«Obergefell versus Hodges», imparate il titolo di questa causa collettiva che la Corte Suprema affronterà da qua alla fine di giugno, perché parla di amore e politica, storia e diritto, famiglia e sessualità.
I nove giudici della Corte, quattro progressisti, quattro conservatori e l’indipendente e spesso decisivo per le maggioranze, Kennedy devono rispondere a due domande.

La prima: esiste un «diritto costituzionale» alle unioni gay? E, se sì, dunque le leggi statali che proibiscono, o non riconoscono le nozze omosessuali, vanno abrogate?
Il percorso della vicenda illustra come costume e giurisprudenza evolvano sempre insieme, gli stati federati che danno il via (nel caso delle unioni gay il Massachusetts una dozzina di anni fa), Washington che tutela le minoranze (i legali della Casa Bianca appoggiano alla Corte Suprema gli omosessuali), la Corte che osserva il mutare della scena sociale e delibera. La prima udienza è fantastica, con le storie commoventi della coppia gay che, pur di sposarsi prima che una malattia incurabile stronchi uno dei partner, provano a volare in uno dei 37 stati che permettono a tutti i fiori d’arancio, celebrano le nozze in aereo, solo per poi vedere il sogno sfumare tornati indietro. Il giudice Breyer, che è favorevole, provoca però il legale di parte Mary Bonauto: «E voi volete che nove giudici, non eletti da nessuno, cambino l’idea di matrimonio tra uomo e donna che vale da migliaia di anni?».

L’avvocato Bonauto sceglie una strada astuta, nessuno cambia l’istituto del matrimonio argomenta, chiediamo solo che anche ai cittadini non eterosessuali sia permesso di accedere al diritto riconosciuto ad altri, se no saranno cittadini di Serie B e la Corte non può permetterlo. I legali citano come precedente, forte non solo nel diritto, ma anche nella storia e nell’etica, il divieto di nozze tra bianchi e afroamericani, a lungo imperante negli stati del Sud. L’America ha superato quel tabù razzista nel XX secolo, ora deve avviarsi oltre il tabù nozze solo etero sostiene, per conto del presidente Obama, il Solicitor General Donald Verrilli (tra giudici e legali è fortissima la componente italo-americana in questo caso), citando proprio la sentenza della Corte Suprema nel 1967 che decreta incostituzionali i divieti statali alle nozze tra coniugi di diversa etnia. È l’amore, la decisione di vivere insieme e mettere la vita in comune, che accendono un matrimonio, non il sesso dei coniugi a essere dirimente.

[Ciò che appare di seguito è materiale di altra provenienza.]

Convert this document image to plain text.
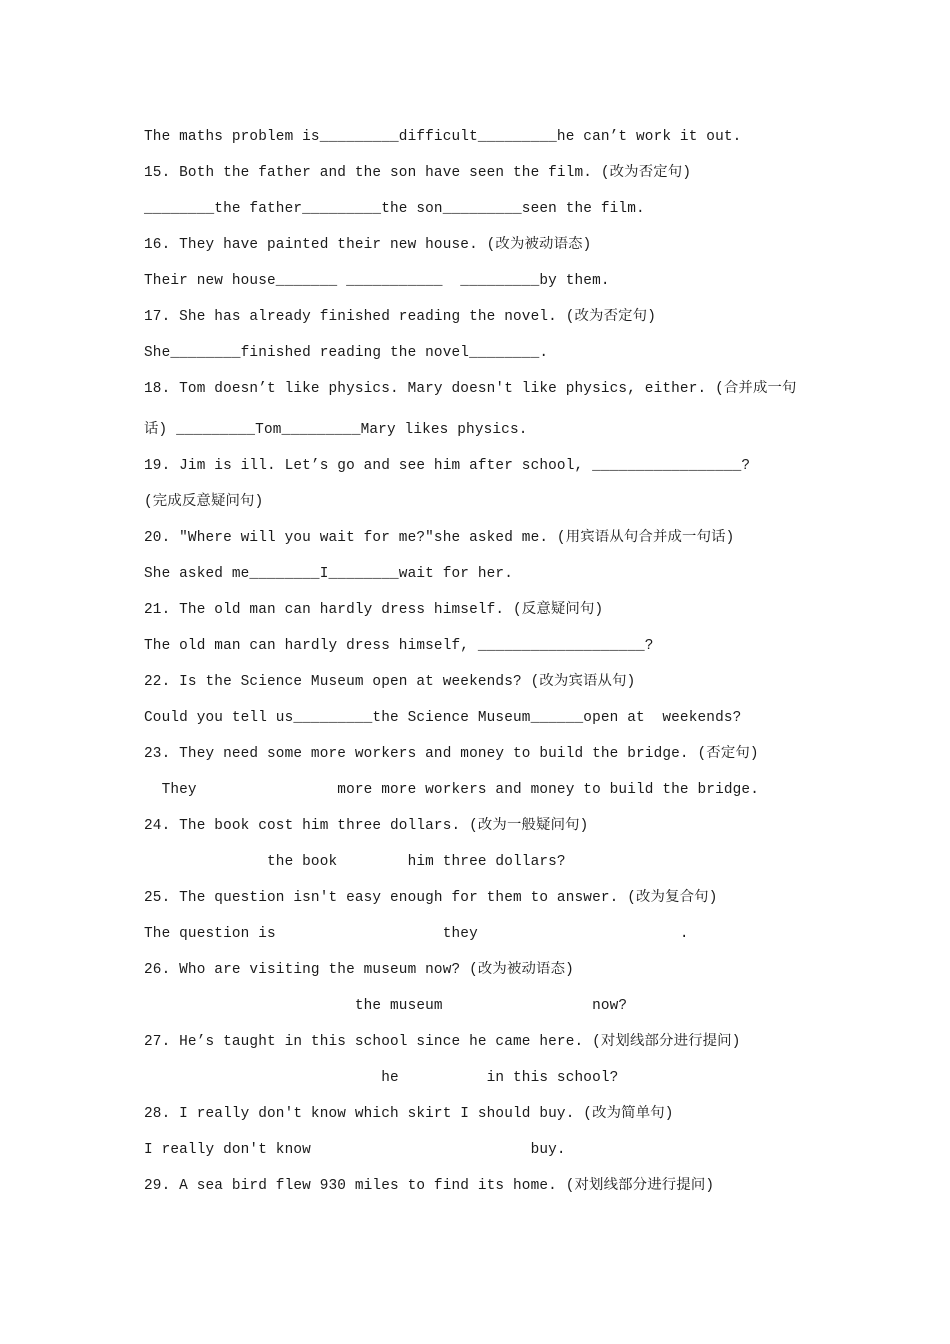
The maths problem is_________difficult_________he can’t work it out.
15. Both the father and the son have seen the film. (改为否定句)
________the father_________the son_________seen the film.
16. They have painted their new house. (改为被动语态)
Their new house_______ ___________  _________by them.
17. She has already finished reading the novel. (改为否定句)
She________finished reading the novel________.
18. Tom doesn’t like physics. Mary doesn't like physics, either. (合并成一句
话) _________Tom_________Mary likes physics.
19. Jim is ill. Let’s go and see him after school, _________________?
(完成反意疑问句)
20. "Where will you wait for me?"she asked me. (用宾语从句合并成一句话)
She asked me________I________wait for her.
21. The old man can hardly dress himself. (反意疑问句)
The old man can hardly dress himself, ___________________?
22. Is the Science Museum open at weekends? (改为宾语从句)
Could you tell us_________the Science Museum______open at  weekends?
23. They need some more workers and money to build the bridge. (否定句)
They                more more workers and money to build the bridge.
24. The book cost him three dollars. (改为一般疑问句)
the book        him three dollars?
25. The question isn't easy enough for them to answer. (改为复合句)
The question is                   they                       .
26. Who are visiting the museum now? (改为被动语态)
the museum                 now?
27. He’s taught in this school since he came here. (对划线部分进行提问)
he          in this school?
28. I really don't know which skirt I should buy. (改为简单句)
I really don't know                         buy.
29. A sea bird flew 930 miles to find its home. (对划线部分进行提问)
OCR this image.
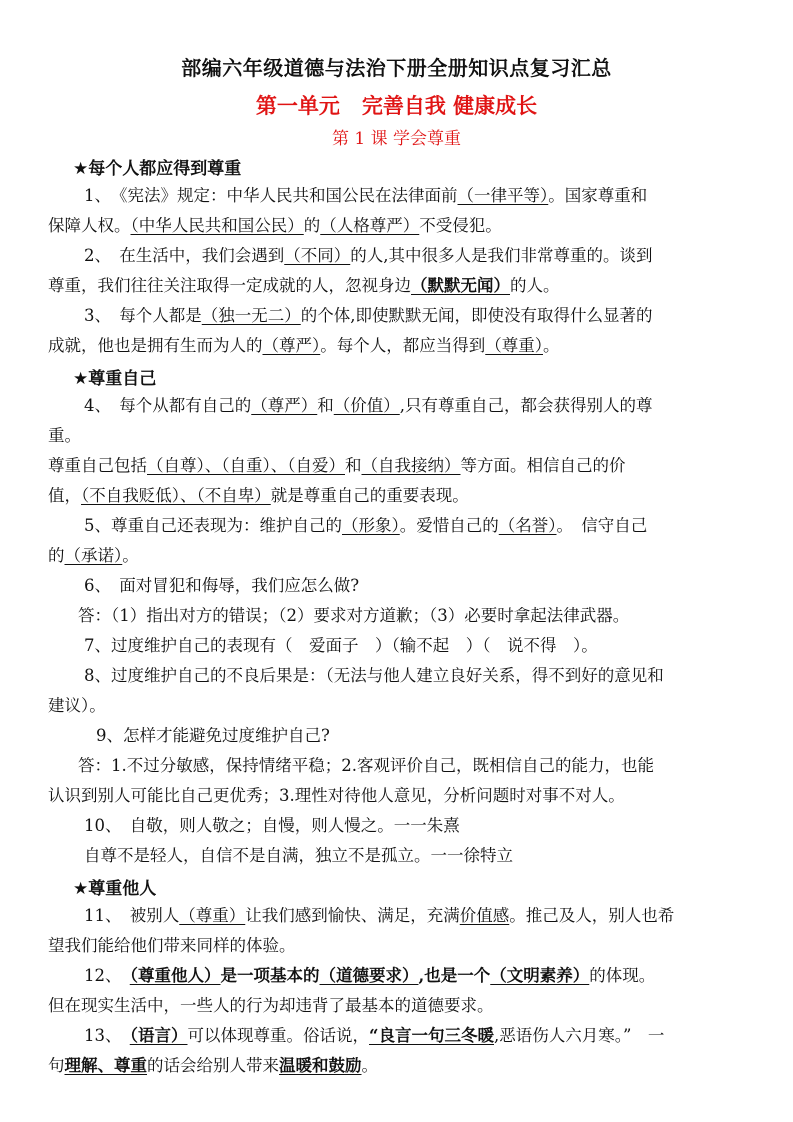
部编六年级道德与法治下册全册知识点复习汇总
第一单元 完善自我 健康成长
第 1 课 学会尊重
★每个人都应得到尊重
1、　《宪法》规定：中华人民共和国公民在法律面前（一律平等）。国家尊重和
保障人权。（中华人民共和国公民）的（人格尊严）不受侵犯。
2、　在生活中，我们会遇到（不同）的人,其中很多人是我们非常尊重的。谈到
尊重，我们往往关注取得一定成就的人，忽视身边（默默无闻）的人。
3、　每个人都是（独一无二）的个体,即使默默无闻，即使没有取得什么显著的
成就，他也是拥有生而为人的（尊严）。每个人，都应当得到（尊重）。
★尊重自己
4、　每个从都有自己的（尊严）和（价值）,只有尊重自己，都会获得别人的尊
重。
尊重自己包括（自尊）、（自重）、（自爱）和（自我接纳）等方面。相信自己的价
值，（不自我贬低）、（不自卑）就是尊重自己的重要表现。
5、尊重自己还表现为：维护自己的（形象）。爱惜自己的（名誉）。　信守自己
的（承诺）。
6、　面对冒犯和侮辱，我们应怎么做?
答：（1）指出对方的错误；（2）要求对方道歉；（3）必要时拿起法律武器。
7、过度维护自己的表现有（　爱面子　）（输不起　）（　说不得　）。
8、过度维护自己的不良后果是：（无法与他人建立良好关系，得不到好的意见和
建议）。
9、怎样才能避免过度维护自己?
答：1.不过分敏感，保持情绪平稳；2.客观评价自己，既相信自己的能力，也能
认识到别人可能比自己更优秀；3.理性对待他人意见，分析问题时对事不对人。
10、　自敬，则人敬之；自慢，则人慢之。一一朱熹
自尊不是轻人，自信不是自满，独立不是孤立。一一徐特立
★尊重他人
11、　被别人（尊重）让我们感到愉快、满足，充满价值感。推己及人，别人也希
望我们能给他们带来同样的体验。
12、　（尊重他人）是一项基本的（道德要求）,也是一个（文明素养）的体现。
但在现实生活中，一些人的行为却违背了最基本的道德要求。
13、　（语言）可以体现尊重。俗话说，“良言一句三冬暖,恶语伤人六月寒。”　一
句理解、尊重的话会给别人带来温暖和鼓励。
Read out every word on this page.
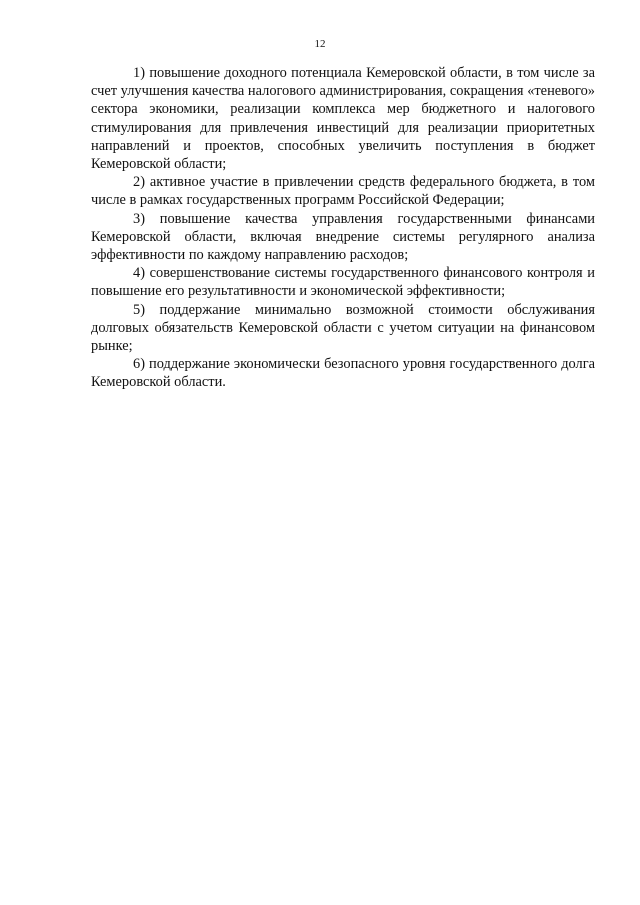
12

1) повышение доходного потенциала Кемеровской области, в том числе за счет улучшения качества налогового администрирования, сокращения «теневого» сектора экономики, реализации комплекса мер бюджетного и налогового стимулирования для привлечения инвестиций для реализации приоритетных направлений и проектов, способных увеличить поступления в бюджет Кемеровской области;

2) активное участие в привлечении средств федерального бюджета, в том числе в рамках государственных программ Российской Федерации;

3) повышение качества управления государственными финансами Кемеровской области, включая внедрение системы регулярного анализа эффективности по каждому направлению расходов;

4) совершенствование системы государственного финансового контроля и повышение его результативности и экономической эффективности;

5) поддержание минимально возможной стоимости обслуживания долговых обязательств Кемеровской области с учетом ситуации на финансовом рынке;

6) поддержание экономически безопасного уровня государственного долга Кемеровской области.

Ma se è così, osserva il giudice conservatore Alito, cosa vieterà a due donne e due uomini, omosessuali o no che siano, di sposarsi in quattro? Potranno gli stati legittimare le nozze «poker»? Contro Alito interviene la giudice progressista Sotomayor che schiva il tranello osservando: se apriamo i matrimoni agli omosessuali, nulla cambia per gli eterosessuali e il loro desiderio di far figli. La famiglia tradizionale resterà, inutile erigere lo spaventapasseri dell’estinzione precoce dell’America conferma la giudice Ginsburg.

Il giudice Kennedy lascia tutti in bilico. Geloso custode del diritto alla privacy e della personalità giuridica del cittadino, da proteggere contro le eccessive intrusioni dello Stato, s’è già espresso a favore delle unioni gay, ma potrebbe ora esitare davanti al diritto degli stati, di cui, da federalista convinto, è pure campione. Potrebbe cioè optare per una scelta intermedia, si alle unioni gay, ma se gli stati le garantiscono. Contrario resterà il giurista principe degli Stati Uniti tradizionalisti, Nino Scalia, persuaso che la Costituzione «alla lettera» non garantisca il diritto di sposarsi ai gay. La legione degli avvocati ribatte: la Costituzione non garantisce neppure il diritto «alla sodomia», ma quando le leggi statali la proibivano espressamente la Corte le fece decadere in nome del diritto alla privacy «nell’intimità». Insomma due scuole, la Costituzione monumento da rispettare, contro la Costituzione come organismo vivente che evolve con l’America.

Un dibattito straordinario, che continuerà nella campagna elettorale 2016, i repubblicani sono divisi tra la base di destra delle primarie che non vuole sentirne di omosessuali e l’elettorato centrista, assai più tollerante. 61% dei cittadini è a favore alle nozze gay e tra i giovani il 70%. Un solitario contestatore ha interrotto l’udienza urlando «Nella Bibbia il matrimonio non c’è!» ed è stato allontanato, Neppure in tutte le parrocchie americane ormai gli danno ragione.